FFmpeg 接口使用

作为开发者，使用 FFmpeg 主要分两部分：命令行工具和接口使用，本文讲解如何在 macOS 上交叉编译 FFmpeg，再将其集成到 Xcode 中，再初步介绍 FFmpeg 接口使用时会用到的常用结构，最后实际编写音视频文件转封装的代码。

Editing Video

交叉编译和集成

利用如下脚本交叉编译 ffmpeg 2.3 + libfdk_aac 0.1.5 + x264-snapshot-20160814-2245-stable：

iOS 支持的架构配置信息如下，上面的交叉编译就需要编译支持的架构：

Xcode Architectures

Build Settings 里面的 Architectures 选项。
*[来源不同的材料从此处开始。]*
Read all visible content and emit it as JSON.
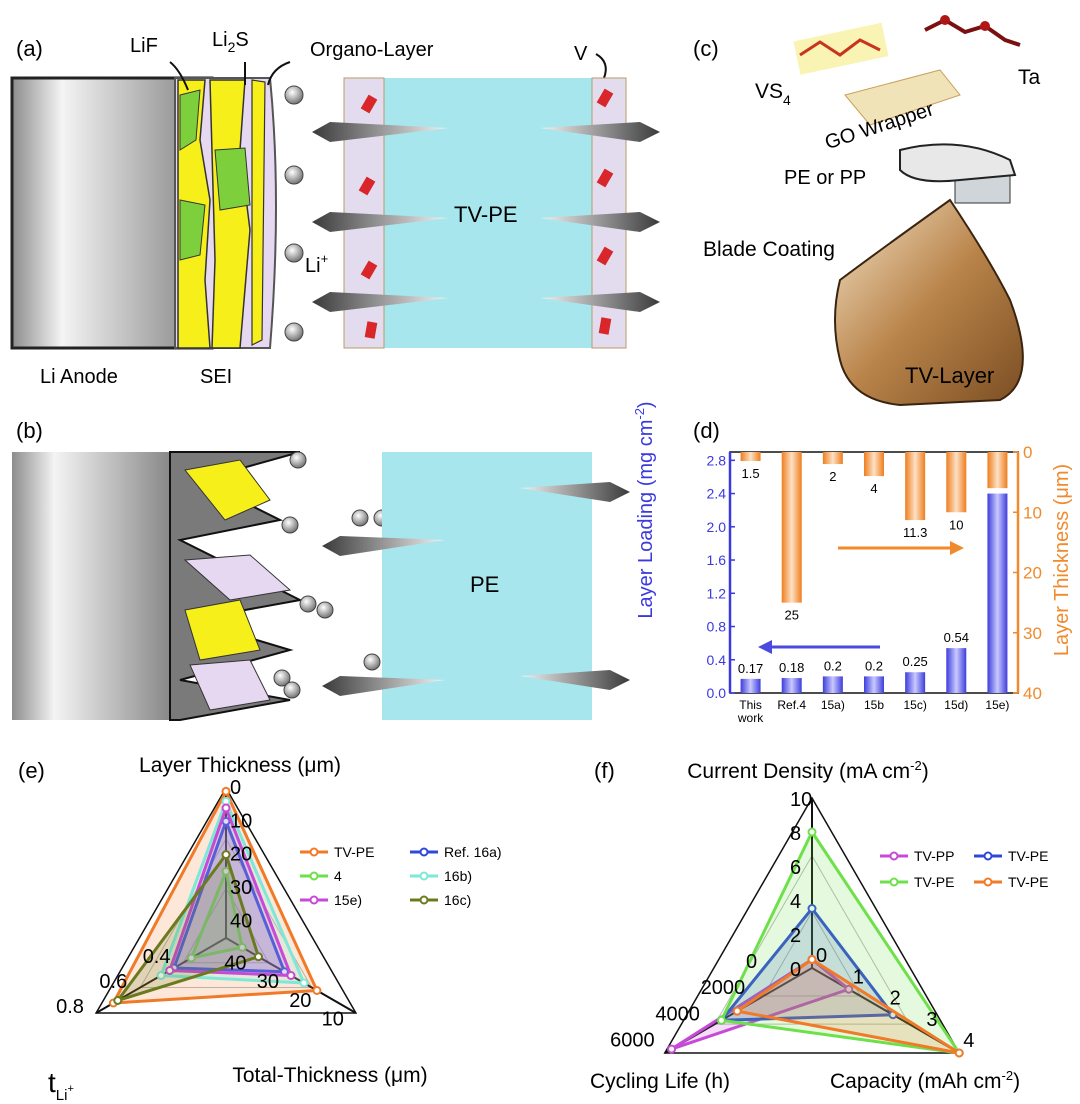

Architectures 指的是该 App 支持的指令集，一般情况下，在 Xcode 中新建一个项目，其默认的 Architectures 选项值是 Standard architectures（armv7、arm64），表示该 App 仅支持 armv7 和 arm64 的指令集；Valid Architectures 选项指即将编译的指令集，一般设置为 armv7、armv7s、arm64，表示一般会编译这三个指令集；Build Active Architecture Only 选项表示是否只编译当前适用的指令集，一般情况下在 Debug 的时候设置为 YES，以便可以更加快速、高效地调试程序，而在 Release 的情况下设置为 NO，以便 App 在各个机器上都能够以最高效率运行，因为 Valid Architectures 选择的对应指令集是 armv7、armv7s 和 arm64，在 Release 下会为各个指令集编译对应的代码，因此最后的 ipa 体积基本上翻了 3 倍。

把交叉编译好的头文件和库文件拷贝到如下目录：

DTCamera ThirdParty

头文件搜索配置：

库文件搜索配置：

交叉编译 FFmpeg 挺麻烦的，有人已经整理了一个项目 mobile-ffmpeg 来解决这个问题，我还没有使用过。

接口使用

官方文档

代码和资料

库的介绍

下图中，实线是强制依赖，虚线是选择依赖。

FFmpeg Libraries Dependencies

libavformat 封装模块
libavcodec 编解码模块
libavfilter 滤镜模块
libswscale 视频图像缩放、颜色转换模块
libswresample 音频采样率转换模块
libavutil 多媒体编程工具模块
libavdevice 多媒体设备输入输出模块

常用结构

FFmpeg Common Structs

AVFormatContext 是 API 层直接接触到的结构体，它会进行格式的封装与解封装，它的数据部分由底层提供，底层使用了 AVIOContext，这个 AVIOContext 实际上就是为普通的 I/O 增加了一层 Buffer 缓冲区，再往底层就是 URLContext，也就是到达了协议层，协议层的具体实现有很多，包括 rtmp、http、hls、file 等。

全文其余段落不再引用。